Em outras palavras, a linha de conduta, a linha filosófica da criação alemã emergiu, qualidade e sanidade juntas, altas classe e perfeição.

Eu não acho que desde já os cavalos alemães vão tomar conta dos haras e dos mercados.  Mas parece–me lógico que eles vieram para ficar, vão aos poucos tomando conta dos lugares hoje ocupados por garanhões baratos (no plano internacional) e que, exagerando, vêm para o Brasil pela compra de um papel com nomes importantes, acompanhados em anexo por um animal sem a devida classe, o necessário padrão comprovado por performances que estejam de acordo com os seus pedigrees.

Nunca é demais lembrar, como simples referência entre o que está escrito nos papéis e em total desacordo com os correspondentes animais, o caso do antigo criador Paschoal Conzo, que importou da Inglaterra dois garanhões filhos de notáveis cavalos da época. Baroda Squadron era filho de Solario e Simplon Express, de Nearco. Os resultados foram desanimadores, produção média ruim, mas destacando–se Faz Assim, filha do Baroda Squadron, que ganhou o Diana paulista. Mas no contexto geral, resultados muito abaixo da expectativa. Cavalos sãos, sólidos e de qualidade, sem imperfeições físicas, com classe, e que naturalmente possam cobrir boas éguas (isso não é difícil porque os cavalos alemães são outcross com a grande maioria dos plantéis do mundo do P.S. I).

Mais uma vez o Sheik Mohammed está mostrando porque ele é um dos expoentes mundiais do turfe.

A filosofia alemã na criação de cavalos já deu resultados altamente positivos nas raças de animais de trabalho e sela, e são famosos os da raça Holsteiner, Orloff, Trakenen, e Hanoveriana. Só como rápida ilustração, a raça Holsteiner é produto de garanhões P.S.I. em éguas de grande porte do norte da Alemanha, participam com sucesso das mais difíceis e importantes provas de hipismo do mundo, com altura aproximada de 1.70m e pesando mais de 600 quilos, e tudo isso com grande potência. Veja–se aí a nobreza e a qualidade do P.S.I. como melhorador da sanidade e consistência das raças genuinamente alemãs.

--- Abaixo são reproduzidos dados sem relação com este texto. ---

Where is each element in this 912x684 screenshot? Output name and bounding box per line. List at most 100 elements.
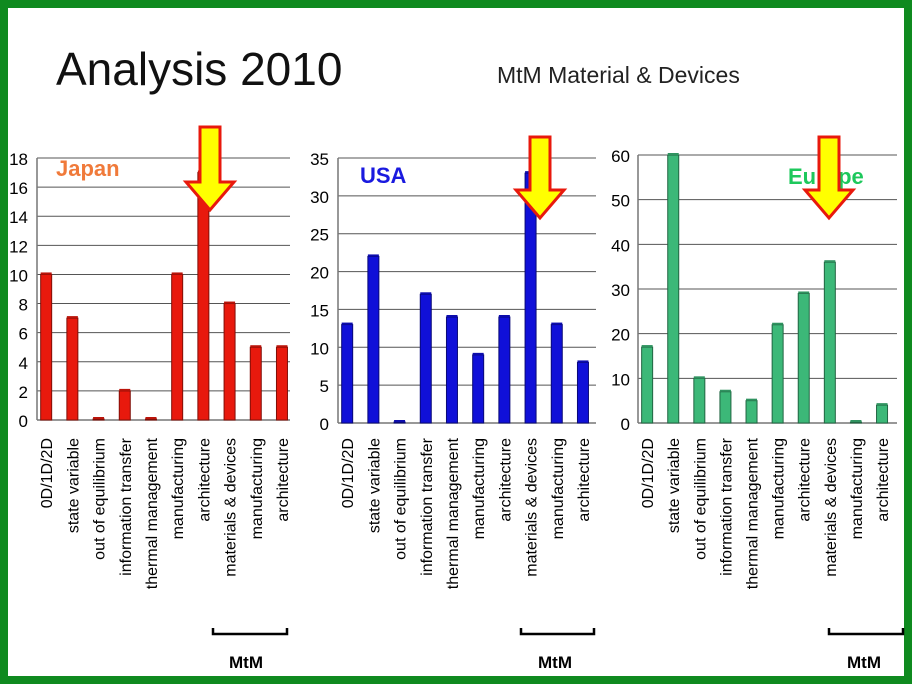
mtm-bracket <box>211 628 289 636</box>
bar <box>719 391 732 424</box>
bar-top <box>66 316 78 319</box>
bar <box>118 390 131 421</box>
chart-europe: 0 10 20 30 40 50 60 0D/1D/2D state variable out o… <box>611 135 905 672</box>
x-tick-label: state variable <box>65 438 82 533</box>
bar-top <box>876 403 888 406</box>
bar-top <box>93 417 105 419</box>
x-tick-label: manufacturing <box>170 438 187 539</box>
bar <box>876 404 889 424</box>
x-tick-label: manufacturing <box>550 438 567 539</box>
x-tick-label: materials & devices <box>524 438 541 577</box>
x-tick-label: architecture <box>797 438 814 522</box>
x-tick-label: information transfer <box>118 437 135 576</box>
bar <box>797 292 810 424</box>
x-tick-label: manufacturing <box>771 438 788 539</box>
x-tick-label: architecture <box>576 438 593 522</box>
bar <box>849 421 862 424</box>
bar <box>197 172 210 421</box>
y-tick-label: 20 <box>611 326 630 345</box>
bar <box>341 324 354 424</box>
bar-top <box>420 292 432 295</box>
y-tick-label: 10 <box>611 370 630 389</box>
y-tick-label: 16 <box>9 179 28 198</box>
y-tick-label: 12 <box>9 237 28 256</box>
bar-top <box>850 420 862 422</box>
bar-top <box>577 360 589 363</box>
highlight-arrow <box>512 135 568 221</box>
bar-top <box>119 388 131 391</box>
bar <box>498 316 511 424</box>
bar-top <box>641 345 653 348</box>
bar <box>144 418 157 421</box>
bar <box>445 316 458 424</box>
bar <box>550 324 563 424</box>
bar <box>693 377 706 424</box>
bar <box>745 400 758 424</box>
y-tick-label: 2 <box>19 383 28 402</box>
bar <box>823 261 836 424</box>
x-tick-label: materials & devices <box>823 438 840 577</box>
mtm-bracket <box>519 628 596 636</box>
x-tick-label: thermal management <box>445 437 462 589</box>
bar <box>472 354 485 424</box>
bar <box>419 293 432 424</box>
x-tick-label: manufacturing <box>249 438 266 539</box>
x-tick-label: architecture <box>275 438 292 522</box>
x-tick-label: state variable <box>366 438 383 533</box>
bar <box>367 255 380 424</box>
x-tick-label: thermal management <box>745 437 762 589</box>
bar <box>40 273 53 421</box>
y-tick-label: 25 <box>310 226 329 245</box>
y-tick-label: 10 <box>310 339 329 358</box>
x-tick-label: state variable <box>666 438 683 533</box>
bar <box>576 361 589 424</box>
y-tick-label: 6 <box>19 325 28 344</box>
x-tick-label: out of equilibrium <box>692 438 709 560</box>
bar-top <box>276 345 288 348</box>
bar <box>92 418 105 421</box>
bar <box>641 346 654 424</box>
bar <box>771 324 784 424</box>
y-tick-label: 40 <box>611 236 630 255</box>
x-tick-label: out of equilibrium <box>393 438 410 560</box>
x-tick-label: manufacturing <box>471 438 488 539</box>
y-tick-label: 8 <box>19 296 28 315</box>
mtm-bracket-label: MtM <box>229 653 263 672</box>
x-tick-label: information transfer <box>718 437 735 576</box>
highlight-arrow <box>801 135 857 221</box>
bar-top <box>224 301 236 304</box>
bar-top <box>145 417 157 419</box>
chart-japan: 0 2 4 6 8 10 12 14 16 18 0D/1D/2D state variable out… <box>9 125 292 672</box>
x-tick-label: architecture <box>497 438 514 522</box>
bar <box>275 346 288 421</box>
bar-top <box>394 420 406 422</box>
y-tick-label: 35 <box>310 150 329 169</box>
bar-top <box>746 398 758 401</box>
x-tick-label: manufacturing <box>849 438 866 539</box>
bar-top <box>824 260 836 263</box>
y-tick-label: 60 <box>611 147 630 166</box>
y-tick-label: 30 <box>310 188 329 207</box>
bar-top <box>367 254 379 257</box>
x-tick-label: 0D/1D/2D <box>640 438 657 508</box>
y-tick-label: 0 <box>320 415 329 434</box>
bar <box>667 154 680 424</box>
y-tick-label: 20 <box>310 264 329 283</box>
bar-top <box>667 153 679 155</box>
bar-top <box>250 345 262 348</box>
chart-title: Japan <box>56 156 120 181</box>
bar-top <box>341 322 353 325</box>
y-tick-label: 10 <box>9 266 28 285</box>
bar-top <box>40 272 52 275</box>
x-tick-label: architecture <box>196 438 213 522</box>
y-tick-label: 30 <box>611 281 630 300</box>
mtm-bracket <box>827 628 905 636</box>
bar-top <box>551 322 563 325</box>
highlight-arrow <box>182 125 238 213</box>
y-tick-label: 15 <box>310 301 329 320</box>
bar-top <box>472 352 484 355</box>
x-tick-label: out of equilibrium <box>92 438 109 560</box>
mtm-bracket-label: MtM <box>538 653 572 672</box>
y-tick-label: 0 <box>621 415 630 434</box>
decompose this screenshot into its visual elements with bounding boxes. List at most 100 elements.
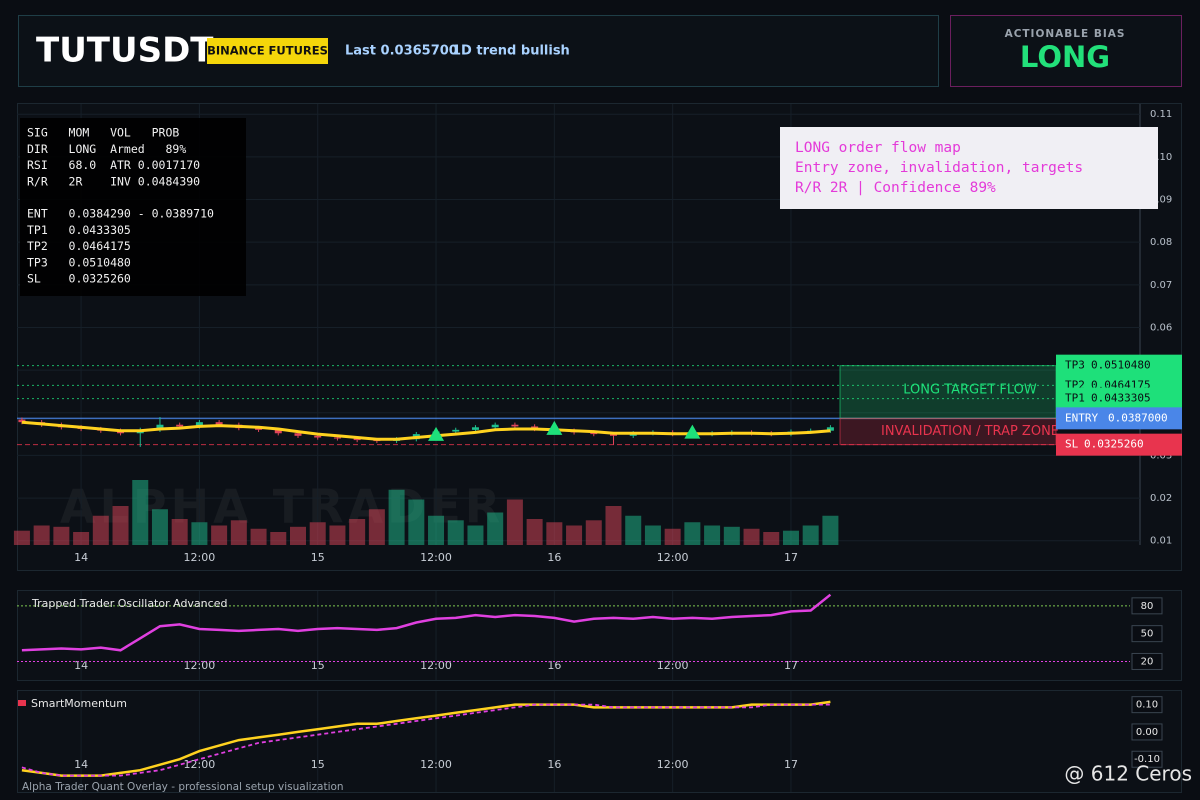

A criação do P.S.I. alemão é pequena, por isso os seus cavalos não podem sair tomando conta dos mercados, não é isso, mas há que se encarar a realidade, à sanidade chegou para ficar a qualidade. É uma onda que vem devagar, mas cada vez mais poderosa.

Monsun, Shirocco e Manduro não são casos isolados, são pontas de um iceberg. Devagar, mas sempre, o P.S.I. alemão já começou a chegar.

No tufe antigo, o cavalo alemão era criado nas premissas de saúde, perfeição física, boa ossatura, e capacidade para correrem longas distâncias. Na Europa, em termos financeiros, a melhor distribuição de prêmios fica por conta da Irlanda, da Inglaterra, da Itália e da França, à frente da Alemanha. O fantástico poderio financeiro norte–americano influenciou o mundo do turfe no sentido do encurtamento das distâncias, e as ditas de fundo, de 3.000 metros ou mais, foram aos poucos sendo abandonadas. O turfe alemão teve que se adaptar, mas até hoje as suas vigorosas raízes de fundo, de resistência ao cansaço, fazem–se presentes nas provas internacionais de mais distância, passou de 2.000 metros e o sangue alemão se faz presente.

A eventual importação para o Brasil de sangue alemão só pode ser benéfica se os veículos, os garanhões, tiverem pelo menos uma ponta de classe em distâncias compatíveis com as nossas programações, pois só saúde, perfeição física e solidez não ganham corridas, ganha quem chega na frente, quem tem mais velocidade dentro da distância do páreo.